I first met Nicola in 1985 when I was a selector for a London Serpentine Gallery exhibition. She was just graduating from the Royal College & quickly making a name. Her work stood out due to 3 things: her superb draughtsmanship; her animal subject matter; her use of straw. In 1987 we both went to India along with Anish Kapoor, as part of a big British Council/ Henry Moore Memorial event. 
One gets to know people much better on a trip like this to somewhere strange, hot and exotic. Hicks was a delight, & after a symposium in which we all took part along with Indian artists, Indian critics, Indian filmmakers etc, she went off to lead a 2 week workshop at the Delhi Art Institute. Using straw and plaster was perfect for India! She was of course a great success with the students. 
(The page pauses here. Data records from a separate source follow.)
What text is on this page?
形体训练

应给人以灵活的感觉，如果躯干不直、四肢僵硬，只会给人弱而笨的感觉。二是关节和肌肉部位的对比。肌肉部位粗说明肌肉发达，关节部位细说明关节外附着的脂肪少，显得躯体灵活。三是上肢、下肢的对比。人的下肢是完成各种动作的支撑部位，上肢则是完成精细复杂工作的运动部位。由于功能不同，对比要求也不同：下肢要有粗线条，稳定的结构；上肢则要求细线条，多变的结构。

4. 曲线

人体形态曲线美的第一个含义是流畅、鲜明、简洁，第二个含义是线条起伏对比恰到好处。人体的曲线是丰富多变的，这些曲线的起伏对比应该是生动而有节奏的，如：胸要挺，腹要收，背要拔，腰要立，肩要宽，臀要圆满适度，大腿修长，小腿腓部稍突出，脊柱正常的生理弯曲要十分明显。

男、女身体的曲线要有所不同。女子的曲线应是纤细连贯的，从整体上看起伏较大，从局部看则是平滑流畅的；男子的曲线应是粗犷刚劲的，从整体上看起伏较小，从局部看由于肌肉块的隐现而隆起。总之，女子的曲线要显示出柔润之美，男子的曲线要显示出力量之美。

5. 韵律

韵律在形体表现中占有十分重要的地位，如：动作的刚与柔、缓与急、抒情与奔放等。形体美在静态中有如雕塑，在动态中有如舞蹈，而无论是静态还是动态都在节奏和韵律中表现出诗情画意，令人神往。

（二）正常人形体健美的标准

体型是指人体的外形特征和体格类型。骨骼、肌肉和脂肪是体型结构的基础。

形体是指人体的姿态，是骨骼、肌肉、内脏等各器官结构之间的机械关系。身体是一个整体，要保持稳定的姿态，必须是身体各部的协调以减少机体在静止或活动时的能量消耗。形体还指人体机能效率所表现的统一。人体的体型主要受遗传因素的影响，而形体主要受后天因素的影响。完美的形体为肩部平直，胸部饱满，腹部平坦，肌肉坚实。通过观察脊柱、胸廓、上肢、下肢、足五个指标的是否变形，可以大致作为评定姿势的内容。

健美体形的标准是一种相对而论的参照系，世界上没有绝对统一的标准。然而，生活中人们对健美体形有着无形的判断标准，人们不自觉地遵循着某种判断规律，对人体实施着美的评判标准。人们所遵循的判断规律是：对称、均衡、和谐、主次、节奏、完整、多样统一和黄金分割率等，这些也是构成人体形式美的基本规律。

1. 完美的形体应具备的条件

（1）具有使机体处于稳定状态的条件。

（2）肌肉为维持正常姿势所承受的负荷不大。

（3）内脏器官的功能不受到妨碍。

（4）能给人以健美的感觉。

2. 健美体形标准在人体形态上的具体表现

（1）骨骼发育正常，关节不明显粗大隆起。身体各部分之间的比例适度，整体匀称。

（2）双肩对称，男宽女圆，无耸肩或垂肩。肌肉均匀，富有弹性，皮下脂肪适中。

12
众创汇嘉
Almost 30 years on Hicks, now MBE, still uses straw for her large, fierce sculptures, (now often cast in bronze) & still draws her dynamic donkeys, horses, stags & cats in charcoal on large sheets of brown paper. Living on a farm helped her rigorous study of anatomy which translates into animated empathy. No sentiment here however. Her creations often have a mysterious menace. In new works at Flowers Gallery, www.flowersgallery.comBears,  Bankers & Hypocrites, she creates her own take on social moral critique. 
Banker II 2009; Banker I 2009
This NYC show coincides with Hicks' exhibition at the Yale Center for British Art. Here seven recent sculptures are installed amid a selection of 18th & 19th C paintings, chosen for their expressive emotion demonstrating human empathy for the life-force of different creatures. 
Why animals?  "Animals are the stuff of life" she says!
The Yale Center is home to one of the world’s most important collections of British animal paintings and portraiture, and Hicks’s intervention offers a unique opportunity to reflect upon the contemporary resonances of these traditions.